When kids are young, being at home is the best. Sure, most enjoy going to school and socializing with their friends, but a Friday night at home watching a movie with family is about as good as it gets.
There’s a significant shift, however, when kids reach adolescence. Their orientation moves away from the family and towards their peers. They want to find acceptance and belonging from friends, and spending time with the family can feel like a burdensome chore.
Parents are often tempted during these years to relent and allow their teens to spend all their time in their rooms, on their devices, or with friends. Who wants to be around a grumpy, irritated teenager after all?
The problem is, the foundation for a kid to make healthy choices comes from the strength of bonds within their family, and those bonds need to be nurtured over time.
According to the Search Institute, the folks who’ve done the deep, long dive into the assets every kid needs to have to flourish in life, “Research shows spending quality time together as a family helps young people strengthen skills such as leadership, good health, and success in school. About 51% of young people, ages 11–18, spend no more than two nights a week with friends ‘with nothing special to do,’ according to Search Institute surveys. Protecting young people from risky behaviors and helping them develop positive behaviors is easier when you spend time together as a family.”
It’s a tricky tension to navigate. Teenagers need to carve out a life for themselves, and they’re naturally drawn towards people and experiences outside of the home.
But, they also need plenty of time at their home base with people who accept and love them no matter what. On top of that, they are rarely easy to be around.
So, what can parents and caregivers do?
It starts with making a commitment to family time and setting clear expectations. Maybe for your family having dinner together once a week would be a natural step. Or perhaps you’re already doing that regularly, so you may choose to add in a family walk or an additional meal. Read more for tips on this here.
Another idea is to start a new tradition like a family game or movie night. It doesn’t really matter what it is, as long as the expectations are clear.
The most important thing for parents to do is stay committed and be engaged. It’s always tempting to grab your phone and scroll through social media, check work emails, or do some online shopping, but kids will take that as a cue and get on their devices, too. What teenagers need isn’t just time together as a family, but engaged time together.

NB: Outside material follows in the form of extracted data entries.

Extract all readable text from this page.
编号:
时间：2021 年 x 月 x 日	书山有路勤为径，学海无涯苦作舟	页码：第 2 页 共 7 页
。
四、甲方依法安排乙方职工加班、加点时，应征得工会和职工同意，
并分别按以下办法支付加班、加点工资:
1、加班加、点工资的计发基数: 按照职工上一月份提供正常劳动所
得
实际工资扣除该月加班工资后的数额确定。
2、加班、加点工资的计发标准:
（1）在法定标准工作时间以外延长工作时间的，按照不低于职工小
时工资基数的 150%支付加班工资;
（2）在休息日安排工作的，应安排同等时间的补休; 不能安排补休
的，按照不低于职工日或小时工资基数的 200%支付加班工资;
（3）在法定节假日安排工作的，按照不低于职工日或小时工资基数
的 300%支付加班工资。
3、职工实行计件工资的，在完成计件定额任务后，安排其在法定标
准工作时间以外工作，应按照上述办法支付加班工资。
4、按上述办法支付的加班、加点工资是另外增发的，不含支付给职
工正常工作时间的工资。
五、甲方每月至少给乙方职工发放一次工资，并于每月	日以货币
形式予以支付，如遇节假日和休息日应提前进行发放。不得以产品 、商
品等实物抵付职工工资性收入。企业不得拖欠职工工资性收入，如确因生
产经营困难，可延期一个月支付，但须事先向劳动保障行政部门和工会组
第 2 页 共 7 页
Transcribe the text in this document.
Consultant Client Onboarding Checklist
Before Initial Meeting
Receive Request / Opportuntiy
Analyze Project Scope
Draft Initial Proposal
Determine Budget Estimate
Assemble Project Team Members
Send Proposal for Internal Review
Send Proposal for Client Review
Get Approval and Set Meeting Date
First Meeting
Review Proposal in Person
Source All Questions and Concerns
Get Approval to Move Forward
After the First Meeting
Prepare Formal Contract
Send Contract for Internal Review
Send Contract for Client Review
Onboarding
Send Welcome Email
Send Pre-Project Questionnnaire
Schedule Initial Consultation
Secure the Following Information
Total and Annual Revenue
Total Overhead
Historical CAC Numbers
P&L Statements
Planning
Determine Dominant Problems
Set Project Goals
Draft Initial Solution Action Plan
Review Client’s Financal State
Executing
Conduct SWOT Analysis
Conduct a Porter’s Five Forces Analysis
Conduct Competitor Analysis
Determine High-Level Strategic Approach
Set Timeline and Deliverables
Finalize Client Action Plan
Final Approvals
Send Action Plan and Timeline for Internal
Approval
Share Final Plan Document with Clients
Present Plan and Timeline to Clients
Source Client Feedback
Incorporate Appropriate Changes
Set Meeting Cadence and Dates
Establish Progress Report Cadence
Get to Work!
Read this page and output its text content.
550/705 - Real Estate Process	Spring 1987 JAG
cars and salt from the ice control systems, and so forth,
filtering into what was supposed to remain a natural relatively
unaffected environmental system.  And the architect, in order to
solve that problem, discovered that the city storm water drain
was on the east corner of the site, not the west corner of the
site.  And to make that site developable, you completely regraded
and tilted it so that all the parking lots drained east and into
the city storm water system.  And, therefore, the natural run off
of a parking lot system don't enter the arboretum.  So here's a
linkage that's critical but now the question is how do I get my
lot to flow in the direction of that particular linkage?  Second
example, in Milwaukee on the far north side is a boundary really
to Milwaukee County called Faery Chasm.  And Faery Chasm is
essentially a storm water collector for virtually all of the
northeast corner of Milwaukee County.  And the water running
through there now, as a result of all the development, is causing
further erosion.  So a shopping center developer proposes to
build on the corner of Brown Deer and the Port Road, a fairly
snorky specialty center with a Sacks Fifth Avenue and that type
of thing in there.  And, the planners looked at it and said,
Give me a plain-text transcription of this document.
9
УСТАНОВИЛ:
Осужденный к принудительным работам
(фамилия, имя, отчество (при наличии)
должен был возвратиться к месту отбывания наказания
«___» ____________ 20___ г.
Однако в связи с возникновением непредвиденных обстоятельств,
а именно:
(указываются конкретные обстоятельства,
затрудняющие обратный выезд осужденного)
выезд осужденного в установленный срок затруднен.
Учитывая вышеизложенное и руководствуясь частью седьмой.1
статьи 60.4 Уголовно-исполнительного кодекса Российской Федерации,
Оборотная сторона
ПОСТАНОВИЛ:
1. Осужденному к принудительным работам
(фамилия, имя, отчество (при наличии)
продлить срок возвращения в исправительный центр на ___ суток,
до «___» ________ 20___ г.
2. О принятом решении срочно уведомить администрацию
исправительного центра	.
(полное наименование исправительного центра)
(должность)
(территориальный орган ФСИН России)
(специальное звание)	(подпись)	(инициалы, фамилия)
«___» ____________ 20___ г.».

Educators, you can encourage family time, too, by:
- Assigning students to interview a parent or sibling
- Creating mechanisms for students to review their work progress with their parents and write up a short reflection about the conversation
More family time leads to a stronger foundation for teens. They will feel more connected to people who will always support them, giving them a greater capacity for appropriate risk-taking in the world. They will also feel more grounded and less anxious therefore reducing the likelihood that they will turn to harmful substances.